Which Should You Use?

Use EPA when...

You want total value, you care about explosiveness, or you need a transparent metric you can compute and audit yourself from public data.

Use success rate when...

You want to know how consistent or dependable a unit is, or you want a stabilizing sanity check on a small, noisy sample.

Use DVOA when...

You want a single opponent-adjusted comparison across teams with very different schedules, and you are comfortable with a proprietary model.

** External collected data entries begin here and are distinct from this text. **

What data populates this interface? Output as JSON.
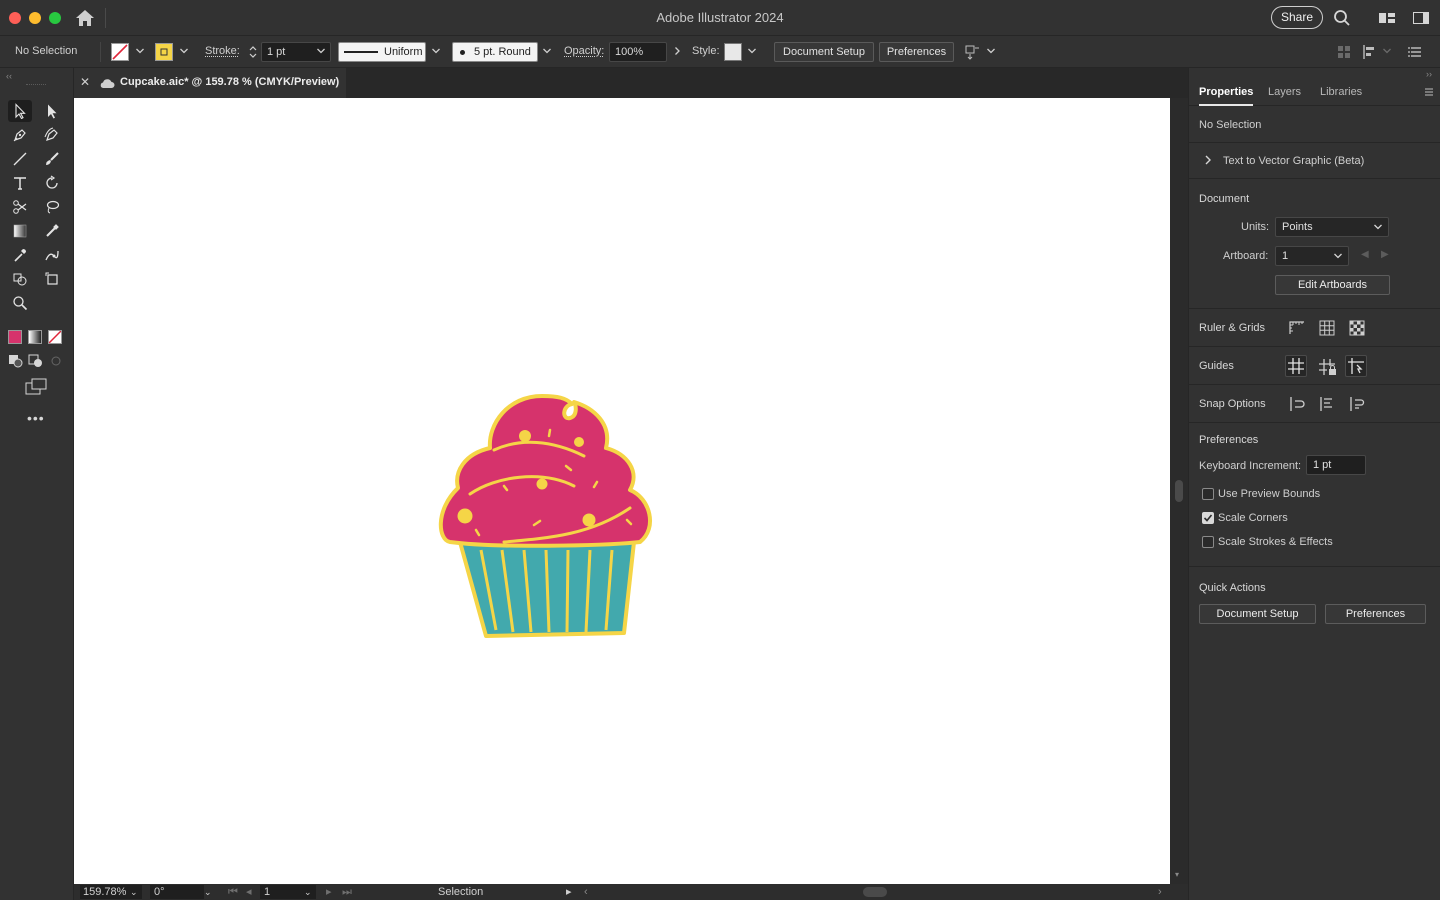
{
  "app": {
    "title": "Adobe Illustrator 2024",
    "share_label": "Share"
  },
  "controlbar": {
    "selection_status": "No Selection",
    "stroke_label": "Stroke:",
    "stroke_weight": "1 pt",
    "stroke_profile": "Uniform",
    "brush": "5 pt. Round",
    "opacity_label": "Opacity:",
    "opacity_value": "100%",
    "style_label": "Style:",
    "document_setup": "Document Setup",
    "preferences": "Preferences",
    "fill_color": "#ffffff",
    "stroke_color": "#f5d547"
  },
  "document": {
    "tab_title": "Cupcake.aic* @ 159.78 % (CMYK/Preview)"
  },
  "statusbar": {
    "zoom": "159.78%",
    "rotation": "0°",
    "artboard": "1",
    "tool": "Selection"
  },
  "panel": {
    "tabs": [
      "Properties",
      "Layers",
      "Libraries"
    ],
    "active_tab": "Properties",
    "selection_status": "No Selection",
    "text_to_vector": "Text to Vector Graphic (Beta)",
    "document_heading": "Document",
    "units_label": "Units:",
    "units_value": "Points",
    "artboard_label": "Artboard:",
    "artboard_value": "1",
    "edit_artboards": "Edit Artboards",
    "ruler_grids": "Ruler & Grids",
    "guides": "Guides",
    "snap_options": "Snap Options",
    "preferences_heading": "Preferences",
    "keyboard_increment_label": "Keyboard Increment:",
    "keyboard_increment_value": "1 pt",
    "checkboxes": [
      {
        "label": "Use Preview Bounds",
        "checked": false
      },
      {
        "label": "Scale Corners",
        "checked": true
      },
      {
        "label": "Scale Strokes & Effects",
        "checked": false
      }
    ],
    "quick_actions_heading": "Quick Actions",
    "quick_document_setup": "Document Setup",
    "quick_preferences": "Preferences"
  },
  "artwork": {
    "frosting_color": "#d6336c",
    "outline_color": "#f5d547",
    "wrapper_color": "#42a9ad",
    "sprinkle_color": "#f5d547"
  }
}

The honest answer is "all three." EPA tells you how much, success rate tells you how often, and DVOA tells you against whom. They are complements, not competitors.

The bottom line

EPA captures the magnitude of every play and rewards explosiveness; success rate strips that down to a yes/no to measure consistency and floor; DVOA adds an explicit opponent adjustment and reports efficiency as a percentage over average. They will sometimes disagree - a boom-or-bust offense can post strong EPA with a weak success rate - and those disagreements are exactly where the insight lives. The right move is to read them as a set: how much, how often, and against whom.